The plan will be presented by President Eisenhower and Mr. Dulles to Congressional leaders on Tuesday, with a view to securing from both Houses of Congress a joint declaration emphasizing determination on the part of the United States to oppose any armed aggression by the Soviet Union against the Middle East, and to grant increased economic aid to Middle East countries. American diplomats in Britain and France were instructed today to inform the governments of these two countries of what would be proposed to the Congressional leaders Tuesday.

The State Department today stressed the fact that the planned request by President Eisenhower for Congressional authority to use United States armed forces as he deems necessary to maintain peace in the Middle East is aimed primarily at preventing Soviet penetration in the area, and not at settling Arab-Israel disputes.


Officials of the State Department made it clear that the United States will leave the Arab-Israel disputes and the Suez Canal issue to the United Nations. Israel would be affected under the new plan only if it is directly attacked by Soviet forces, they said.

Similarly, it is envisaged here that economic aid under the new plan is, principally, conceived as a means of ousting Soviet economic penetration from the Arab states. The United States also wishes to begin supplying arms to Egypt and other Arab states in order to replace the Soviet Union as the armory for the Arab states.

The United States, in this connection, envisages extensive aid to Jordan, to prevent that nation from moving further toward the Soviet orbit. But economic aid for Israel seems questionable, as State Department sources today indicated that the resumption of the currently suspended U.S. aid program for Israel hinges on Israel’s compliance with steps the U.S. feels should take for regional peace. Included some such steps is withdrawl of Israel troops from territory occupied by its forces.

It is being pointed out by State Department sources that Israel is not considered as deserving of special consideration at this juncture, because Israel “aggression” is said to have created the situation which the new plan is designed to remedy.

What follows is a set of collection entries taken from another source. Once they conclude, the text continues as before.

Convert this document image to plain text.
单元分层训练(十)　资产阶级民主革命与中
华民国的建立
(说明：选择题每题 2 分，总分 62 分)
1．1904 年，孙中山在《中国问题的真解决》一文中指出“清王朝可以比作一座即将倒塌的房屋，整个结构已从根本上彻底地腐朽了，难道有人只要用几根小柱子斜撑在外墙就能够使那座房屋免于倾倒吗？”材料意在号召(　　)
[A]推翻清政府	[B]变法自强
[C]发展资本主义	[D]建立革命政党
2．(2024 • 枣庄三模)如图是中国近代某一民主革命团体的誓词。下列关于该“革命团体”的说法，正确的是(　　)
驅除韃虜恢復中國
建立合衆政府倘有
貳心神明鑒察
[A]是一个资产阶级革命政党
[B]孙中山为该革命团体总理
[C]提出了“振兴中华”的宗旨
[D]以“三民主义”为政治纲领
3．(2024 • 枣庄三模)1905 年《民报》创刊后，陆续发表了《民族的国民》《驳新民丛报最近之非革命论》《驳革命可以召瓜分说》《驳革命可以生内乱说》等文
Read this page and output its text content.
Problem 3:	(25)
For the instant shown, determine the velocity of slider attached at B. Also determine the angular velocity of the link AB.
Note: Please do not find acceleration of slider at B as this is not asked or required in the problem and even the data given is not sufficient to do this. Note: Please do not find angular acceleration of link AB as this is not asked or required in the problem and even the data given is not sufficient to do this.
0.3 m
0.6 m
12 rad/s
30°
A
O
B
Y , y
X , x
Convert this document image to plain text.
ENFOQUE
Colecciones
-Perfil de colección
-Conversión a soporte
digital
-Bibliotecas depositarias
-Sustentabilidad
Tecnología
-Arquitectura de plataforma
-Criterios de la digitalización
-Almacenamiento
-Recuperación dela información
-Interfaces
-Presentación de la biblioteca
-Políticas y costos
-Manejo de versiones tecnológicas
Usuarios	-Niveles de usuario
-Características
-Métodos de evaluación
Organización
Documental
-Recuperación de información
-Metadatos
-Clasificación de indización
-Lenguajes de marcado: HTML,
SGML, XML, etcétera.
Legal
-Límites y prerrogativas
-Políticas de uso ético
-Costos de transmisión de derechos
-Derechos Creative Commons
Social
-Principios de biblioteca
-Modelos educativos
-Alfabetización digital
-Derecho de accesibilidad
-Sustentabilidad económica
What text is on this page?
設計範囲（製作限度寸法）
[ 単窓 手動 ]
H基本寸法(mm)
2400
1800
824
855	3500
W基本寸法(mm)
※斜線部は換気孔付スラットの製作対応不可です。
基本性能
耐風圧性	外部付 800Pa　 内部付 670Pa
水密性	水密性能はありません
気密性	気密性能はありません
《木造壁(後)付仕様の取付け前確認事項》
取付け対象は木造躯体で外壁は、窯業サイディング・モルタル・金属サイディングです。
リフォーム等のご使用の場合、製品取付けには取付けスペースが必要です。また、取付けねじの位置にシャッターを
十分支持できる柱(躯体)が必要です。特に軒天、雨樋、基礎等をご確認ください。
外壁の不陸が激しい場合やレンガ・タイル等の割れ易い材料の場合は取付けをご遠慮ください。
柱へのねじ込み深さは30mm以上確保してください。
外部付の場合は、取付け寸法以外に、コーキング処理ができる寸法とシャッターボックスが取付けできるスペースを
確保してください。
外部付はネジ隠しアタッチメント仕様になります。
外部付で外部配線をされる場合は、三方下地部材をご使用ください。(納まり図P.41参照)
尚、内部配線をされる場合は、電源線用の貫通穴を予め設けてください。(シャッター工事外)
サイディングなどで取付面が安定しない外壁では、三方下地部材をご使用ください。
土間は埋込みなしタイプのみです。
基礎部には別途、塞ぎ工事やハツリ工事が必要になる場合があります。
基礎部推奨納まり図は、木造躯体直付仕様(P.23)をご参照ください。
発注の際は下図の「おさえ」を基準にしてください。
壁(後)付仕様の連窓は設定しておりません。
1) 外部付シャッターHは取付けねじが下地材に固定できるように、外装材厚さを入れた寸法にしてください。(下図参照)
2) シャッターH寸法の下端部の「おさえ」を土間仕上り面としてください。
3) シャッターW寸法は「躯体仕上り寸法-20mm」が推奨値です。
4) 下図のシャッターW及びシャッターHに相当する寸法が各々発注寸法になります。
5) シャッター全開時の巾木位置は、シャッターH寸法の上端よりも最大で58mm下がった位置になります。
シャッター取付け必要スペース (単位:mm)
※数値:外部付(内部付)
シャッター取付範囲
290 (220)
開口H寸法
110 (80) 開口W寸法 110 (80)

Israel’s Foreign Minister Mrs. Golda Meir, had a 90 minute meeting with Secretary Dulles Friday, at the State Department. She said later that the meeting was devoted to a general review of many aspects of Israel-American relations. In reply to questions, she confirmed that recent resumption of fedayeen activities by Egypt, and questions of Israel’s troop withdrawals from Egyptian territory, were among the wide range of topics discussed.